Tuesday, March 15, 2011

A peculiarly British obsession

I'll admit it - I'm not the most adventuresome person around. I like to be comfortable as opposed to doing things like snow camping with the Boy Scouts. Even my hobbies, like reading and gardening, aren't anything close to "living on the edge." About the nearest I come to doing something really adventurous is backpacking, which I've done the last two summers (but even then, my friend makes it relatively easy for the rest of us). Nonetheless, I can admire the great adventurers of history, like Lewis & Clark, who've set out into the unknown. But I don't need to copy their adventures - I'm perfectly content to read about them.

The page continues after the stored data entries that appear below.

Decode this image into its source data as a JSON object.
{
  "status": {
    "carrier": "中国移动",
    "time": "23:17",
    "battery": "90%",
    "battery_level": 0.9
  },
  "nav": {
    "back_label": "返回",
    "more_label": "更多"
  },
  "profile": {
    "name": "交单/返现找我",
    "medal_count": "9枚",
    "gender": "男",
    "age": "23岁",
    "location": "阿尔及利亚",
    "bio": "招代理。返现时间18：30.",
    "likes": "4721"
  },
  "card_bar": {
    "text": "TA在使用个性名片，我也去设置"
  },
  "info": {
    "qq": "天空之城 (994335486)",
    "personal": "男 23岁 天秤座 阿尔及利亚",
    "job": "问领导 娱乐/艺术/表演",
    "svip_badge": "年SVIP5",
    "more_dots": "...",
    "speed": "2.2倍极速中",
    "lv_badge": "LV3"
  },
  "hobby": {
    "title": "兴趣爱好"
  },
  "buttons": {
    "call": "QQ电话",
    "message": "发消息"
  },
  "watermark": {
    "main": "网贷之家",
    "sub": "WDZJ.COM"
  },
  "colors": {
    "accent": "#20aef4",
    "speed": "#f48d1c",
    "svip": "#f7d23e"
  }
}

The Man Who Ate His Boots: The Tragic History of the Search for the Northwest PassageIn The Man Who Ate His Boots: The Tragic History of the Search for the Northwest Passage, Anthony Brandt tells a surprisingly interesting story of the British search for the Northwest Passage - a long-sought route to the Far East by going around the Americas to the north. While he briefly covers early efforts, the core of the book focuses on the first half of the 1800s and men like John Ross, William Edward Parry, James Clark Ross (nephew to the elder Ross), and John Franklin - the man who literally ate his boots to avoid starvation.

"Risk is the essence of exploration" (pg 140), but the search turned out to be a fool's errand. Yes, there is a Northwest Passage (several, in fact), but it's frozen and impassable nearly year round and includes some of the most inhospitable places on earth. Ships became trapped in the ice that sometimes towered over them and men died of starvation, scurvy, and exposure to subzero temperatures (as much as 70 below) as well as the occasionally hostile local tribe. And yet the British saw this exploration as their duty and a matter of national pride, and persisted. It's unfortunate they didn't have enough humility to adopt some of the practices of the local Inuit tribes, who successfully live in such harsh conditions.

Brandt makes this period of history come alive with vivid descriptions of the elements, the explorers and the expeditions. He places the motivations in perspective, and makes it all more interesting than I had anticipated. The book is detailed and might be more information than some readers will want (nearly 400 fairly dense pages in the advance copy I received from Amazon Vine), and suffers from repetition sometimes but is highly readable. It started kind of slowly for me but really picked up, and I finished the last 60-70 pages at a run. It's the kind of book that can best be enjoyed from the seat of a nice comfortable chair, especially if you've got a plate of snacks handy that don't taste like shoe leather.